Outstanding Soviet theatrical figure, stage director, teacher, writer, and playwright

      

Vladimir Ivanovich Nemirovich-Danchenko was born on 23 (11) December 1858 in Ozurgeta (Georgia) into a Russian-Georgian-Armenian family. Since childhood he dreamed of the theatre stage, and at the age of 19 successfully started his career as an actor in an amateur theater. However, he later left the stage in order to return to the theatre hall as a critic and a stage director for in youth already he had his own vision of the theater and theatrical life. 

In the 1870s he started stating his views as a theatre critic. Vladimir Ivanovich was a connoisseur of modern performing art, which brought him to the idea of the necessity to radically reform the theater.
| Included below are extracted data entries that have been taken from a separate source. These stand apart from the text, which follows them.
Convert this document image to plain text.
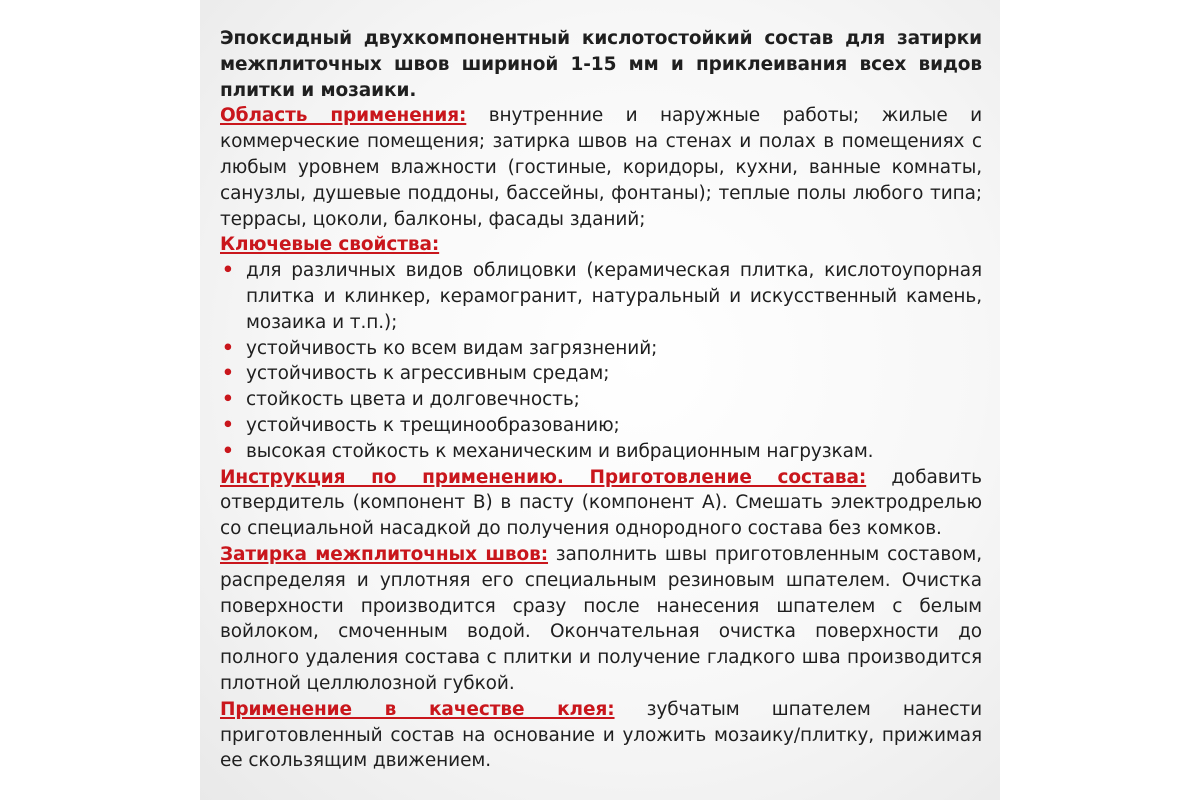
Эпоксидный двухкомпонентный кислотостойкий состав для затирки межплиточных швов шириной 1-15 мм и приклеивания всех видов плитки и мозаики.

Область применения: внутренние и наружные работы; жилые и коммерческие помещения; затирка швов на стенах и полах в помещениях с любым уровнем влажности (гостиные, коридоры, кухни, ванные комнаты, санузлы, душевые поддоны, бассейны, фонтаны); теплые полы любого типа; террасы, цоколи, балконы, фасады зданий;

Ключевые свойства:

• для различных видов облицовки (керамическая плитка, кислотоупорная плитка и клинкер, керамогранит, натуральный и искусственный камень, мозаика и т.п.);
• устойчивость ко всем видам загрязнений;
• устойчивость к агрессивным средам;
• стойкость цвета и долговечность;
• устойчивость к трещинообразованию;
• высокая стойкость к механическим и вибрационным нагрузкам.

Инструкция по применению. Приготовление состава: добавить отвердитель (компонент В) в пасту (компонент А). Смешать электродрелью со специальной насадкой до получения однородного состава без комков.

Затирка межплиточных швов: заполнить швы приготовленным составом, распределяя и уплотняя его специальным резиновым шпателем. Очистка поверхности производится сразу после нанесения шпателем с белым войлоком, смоченным водой. Окончательная очистка поверхности до полного удаления состава с плитки и получение гладкого шва производится плотной целлюлозной губкой.

Применение в качестве клея: зубчатым шпателем нанести приготовленный состав на основание и уложить мозаику/плитку, прижимая ее скользящим движением.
He could not put up with the existing gap between demands of life and the theater, which could not meet these demands in spite of talented and skillful actors. 

Nemirovich-Danchenko offered Stanislavski, who was already a well-known director, to unite efforts for creation of a new program of theatrical creativity. This is how they founded the Art Theater, which was his dream, vocation and life mission. Here, with the presence of Stanislavski, Chekhov, Gorky and other prominent artists and writers, he finally got a real opportunity to implement his ideals. He laid solid foundations in the theatre, which nurtured a galaxy of magnificent actors was. 

The main feature of Nemirovich-Danchenko’s gift was his ability to capture theater as a whole. He did not see theater outside of the society; for him there were no minor details in theater life. He is the author of the popular aphorism: “The theater begins with a coat rack”. The figurative language used by Nemirovich-Danchenko in his communication with actors was extraordinary rich and full of vivid comparisons aimed at awakening necessary associations in the actor. This language expanded and deepened actors’ savoir vivre, allowing them to find bright and simple stage methods to convey life. He did not teach actors and never forced them to anything. His actors simply lived on the stage – lived strongly, brightly and beautifully.
 
On April 25, 1943 Vladimir Ivanovich, aged 84, died of a heart attack. Lots of his great plans and ideas remained unfulfilled.